気がつけばそろそろコロラドに引っ越してきてから1年が過ぎようとしています。
そしてこの8月でアメリカに来てから5年になります。
まだ5年しか経っていないのかーというのが正直な心境です。
なんかもう10年くらいいるような気がするんですよね。
それはそれだけこの5年間の内容が濃かったということだった、ということで納得しています。
アメリカに来てから、ありきたりな言葉ですが、随分色々なことを学びました。
学んだ分自分は成長したのか、というと首を傾げたくなりますが、まあこれから頑張る、ということでいいかなと思います。
アメリカに来た当初は、アメリカで仕事をして頑張っている日本人をみて、雲の上のようなまなざしで見ていました。
英語がまったくできなくて、人と話すのが怖くて、でも日本人と会うのも妥協したようでいやだったので、人間自体と全く会わないなんていう時期も随分ありました。
それでも、時間が経つにつれて、英語もできるようになってきて、見方も随分変わりました。
いつのころからか、自分もこっちで働く、と強く思うようになり、第一歩としてインターンシップを無理やり見つけました。
あまり自分の中にこれといったポリシーというものがない人ですが、
それでも仕事をする上で、一つ決めていることがあります。
それは「どんなに理不尽なことを言われても絶対にNoと言わない」ということです。
働く上で当たり前といえば当たり前のことかもしれませんが・・・。
そして不思議なもので、これは無理かなーと思ったことも結果的にできているわけです。
コミュニティカレッジで働いている時の自分の上司も同じことを言っていました。
そういうわけだから、英語に全く自信がないのに、電話調査プロジェクトを担当してくれといった時も僕はYesといいました。
そうはいったものの、いざとなると電話をかけるのが怖くて、手が震えてきたのですが、思い切ってかけてみたら結構うまくいきました。結局150人くらいの人に電話をかけることになりました。これは自信になりました。
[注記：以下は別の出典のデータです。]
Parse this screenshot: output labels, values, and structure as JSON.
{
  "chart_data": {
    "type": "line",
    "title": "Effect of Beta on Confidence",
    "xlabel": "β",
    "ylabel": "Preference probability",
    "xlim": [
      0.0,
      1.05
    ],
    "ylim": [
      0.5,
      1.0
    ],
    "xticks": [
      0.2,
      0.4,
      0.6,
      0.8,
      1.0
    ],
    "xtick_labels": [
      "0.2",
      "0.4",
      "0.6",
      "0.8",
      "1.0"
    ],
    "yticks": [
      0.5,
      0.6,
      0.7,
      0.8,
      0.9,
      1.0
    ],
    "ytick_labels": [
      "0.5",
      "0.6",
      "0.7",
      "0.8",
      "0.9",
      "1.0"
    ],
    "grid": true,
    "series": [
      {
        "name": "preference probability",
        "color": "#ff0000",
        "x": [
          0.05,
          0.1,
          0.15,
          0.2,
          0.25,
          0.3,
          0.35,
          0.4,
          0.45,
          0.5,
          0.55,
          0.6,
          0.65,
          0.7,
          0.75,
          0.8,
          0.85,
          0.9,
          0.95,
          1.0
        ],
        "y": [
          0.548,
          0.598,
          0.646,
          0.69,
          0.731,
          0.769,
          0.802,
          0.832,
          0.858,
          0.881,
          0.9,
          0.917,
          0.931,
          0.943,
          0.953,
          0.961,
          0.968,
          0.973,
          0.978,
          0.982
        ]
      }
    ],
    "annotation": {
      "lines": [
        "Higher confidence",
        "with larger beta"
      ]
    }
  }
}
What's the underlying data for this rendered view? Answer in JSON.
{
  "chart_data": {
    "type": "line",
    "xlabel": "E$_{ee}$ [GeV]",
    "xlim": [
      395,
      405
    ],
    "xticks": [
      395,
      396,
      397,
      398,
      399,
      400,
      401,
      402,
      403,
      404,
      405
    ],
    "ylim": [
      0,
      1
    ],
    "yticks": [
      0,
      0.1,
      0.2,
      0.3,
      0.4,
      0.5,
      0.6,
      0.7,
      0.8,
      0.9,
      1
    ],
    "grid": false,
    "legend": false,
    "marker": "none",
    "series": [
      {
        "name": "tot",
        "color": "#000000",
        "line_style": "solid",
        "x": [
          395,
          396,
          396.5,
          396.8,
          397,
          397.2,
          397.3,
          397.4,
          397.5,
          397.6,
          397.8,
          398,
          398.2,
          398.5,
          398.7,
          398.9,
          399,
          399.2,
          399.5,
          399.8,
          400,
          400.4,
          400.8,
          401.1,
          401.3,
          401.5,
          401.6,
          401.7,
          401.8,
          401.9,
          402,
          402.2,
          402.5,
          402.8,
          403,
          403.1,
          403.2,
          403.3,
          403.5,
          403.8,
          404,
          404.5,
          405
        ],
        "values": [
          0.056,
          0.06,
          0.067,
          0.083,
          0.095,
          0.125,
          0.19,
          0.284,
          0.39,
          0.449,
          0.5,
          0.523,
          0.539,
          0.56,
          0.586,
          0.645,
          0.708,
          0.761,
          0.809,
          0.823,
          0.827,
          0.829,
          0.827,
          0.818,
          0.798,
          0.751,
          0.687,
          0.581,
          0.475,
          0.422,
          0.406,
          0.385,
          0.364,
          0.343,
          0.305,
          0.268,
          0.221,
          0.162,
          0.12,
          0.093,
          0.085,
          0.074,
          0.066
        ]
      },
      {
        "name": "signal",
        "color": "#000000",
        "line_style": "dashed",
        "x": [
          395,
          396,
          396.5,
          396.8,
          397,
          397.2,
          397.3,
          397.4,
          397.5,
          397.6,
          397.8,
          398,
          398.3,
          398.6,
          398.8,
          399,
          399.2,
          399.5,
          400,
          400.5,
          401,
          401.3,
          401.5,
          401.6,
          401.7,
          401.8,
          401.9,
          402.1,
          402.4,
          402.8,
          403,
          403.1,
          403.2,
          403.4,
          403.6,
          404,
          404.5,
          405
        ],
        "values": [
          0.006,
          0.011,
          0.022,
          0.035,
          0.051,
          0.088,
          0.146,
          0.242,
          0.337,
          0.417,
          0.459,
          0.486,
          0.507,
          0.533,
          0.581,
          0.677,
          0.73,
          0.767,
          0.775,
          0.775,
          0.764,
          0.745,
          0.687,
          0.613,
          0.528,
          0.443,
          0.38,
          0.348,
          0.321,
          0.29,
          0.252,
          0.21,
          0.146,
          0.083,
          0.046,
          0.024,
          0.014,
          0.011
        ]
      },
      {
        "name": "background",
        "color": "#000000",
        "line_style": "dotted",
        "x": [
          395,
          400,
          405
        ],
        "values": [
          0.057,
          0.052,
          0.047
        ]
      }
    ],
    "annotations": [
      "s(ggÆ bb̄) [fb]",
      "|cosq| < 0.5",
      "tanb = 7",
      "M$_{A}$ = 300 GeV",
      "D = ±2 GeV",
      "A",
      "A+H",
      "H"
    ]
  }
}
あとは、自分の職場主催で行われたカンファレンスの筆記をやってくれといわれた時も、二つ返事でYesといいました。約1日半、ひたすら耳をすましてノートパソコンを打ってました。はっきりいって何を言っているのかさっぱりわからなくって途中でかなり絶望的な気持ちに教われましたが、でも落ち着けば結構わかってきて、何とか乗り切りることができました。これも自信になりました。
内容は変われど、このような自分の臆病心を試すようなことは今でも日常茶飯事なわけですが、ここにきて思うのは、「何とか乗り切る」ということが非常に大事なんだということです。どのような形であれ、乗り切れば、それは自分の実績として残り、それは自信になっていくわけです。またできることだけをしていたら自分の成長はなくて、できないことに挑戦するから自分が成長するんだと心から思います。
しかし一方、できないことに挑戦して、途中で挫折する、というのは意味はありません。
結果を達成するのと、達成できないのとでは、10と0くらいの違いがあります。
円を描く時、最初の点と最後の点が結びつかなければ、99%まで描こうとも、それが決して円にはならないように、やり遂げる、ということは大事だと思います。そしてそれは乗り切れば、不恰好であってもそれは円になるわけです。どんなに不恰好な円だとして立派な円であり、それは完結していないうねった線より断然綺麗です。そしてさらに自分が苦労して描いた円は、自分の無形の財産として残っていきます。まだまだ若いので偉そうなことはいえませんが、人生とはどれだけ多くの円を苦労しながら描いていけるか、でその価値が決まるように思います。
今こうしてアメリカで仕事をしています。
実際働いてみると、昔自分の中で勝手に思い描いていたほどそこまで大それたものでもなく、職場がただ全て英語である、ということくらいしか特別なことはありません(それも日本から見ればということですが・・・)。
人間一つの目標を達成すると、そこに安住してしまう人がいます。
その目標自体たいした事ないのに、自分は大したものだと思ってしまうんですね。
自分はそうでありたくない、と思います。
常に上を見続けていきたいと思うわけです。
たまには振り返ることも必要かなと思い、いつもとは違ったことを書きました。
なんか青二才っぽいことを書いてますが、実際そうなので、その辺はご容赦お願いします。